CONVALESCING

by Barbara METER
2000 / 16mm / color / silent / 1S / 3' 00

'Convalescing: when you don't have to participate in the world. Time to read, to dream, to look - the blue, the light of the television, the blue, the book, the patterns, the light, the blue. Time to appreciate how much that really is'. (Barbara Meter)

Meter treats her footage as if it were found, creating her own personal archive, re-shooting and manipulating it as if it had been given to her, trying to figure out what it is and what lays behind it. The silence of her films speaks volumes: it is a conscious and loud way of expressing herself. In 2012, Meter made another radically silent film, Little Stabs, edited in-camera, and consisting of politically charged images from newspapers that she had been gathering over the years. In Convalescing, Meter brings the attention towards the one who reads, looks, and listens. The film breaks away from explanations to take solace in the mood created by the natural and the electric light coming through the windows and the television set. In a way, it refers to Meter’s first experimental film, From the Exterior (1970), in which she shot different residential windows from the street—lives as seen from the other side. In Convalescing, Meter reflects on those moments of distancing oneself from the world, and writes: ‘... the blue, the light of the television, the blue, the book, the patterns, the light, the blue.
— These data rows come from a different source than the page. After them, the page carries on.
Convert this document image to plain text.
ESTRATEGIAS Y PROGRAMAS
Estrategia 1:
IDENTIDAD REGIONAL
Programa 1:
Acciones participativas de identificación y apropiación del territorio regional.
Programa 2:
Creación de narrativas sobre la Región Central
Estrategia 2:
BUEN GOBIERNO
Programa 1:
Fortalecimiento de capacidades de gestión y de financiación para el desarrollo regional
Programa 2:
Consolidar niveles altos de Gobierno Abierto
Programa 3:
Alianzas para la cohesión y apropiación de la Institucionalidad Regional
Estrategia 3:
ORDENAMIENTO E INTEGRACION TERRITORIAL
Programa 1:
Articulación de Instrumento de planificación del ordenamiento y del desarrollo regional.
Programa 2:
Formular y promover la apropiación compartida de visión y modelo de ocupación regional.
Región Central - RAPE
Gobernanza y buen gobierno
Time to appreciate how much that really is.’ In her films, sometimes we are able to glimpse these words from poet Johann Wolfgang von Goethe: ‘Over all the hilltops there is quiet.’ Taking place inside a room, Convalescing is both contemplative and self-reflective, as well as the one film by Meter that allows us to take an intimate pause—with just the sound of the film projector, and our very, inner, own.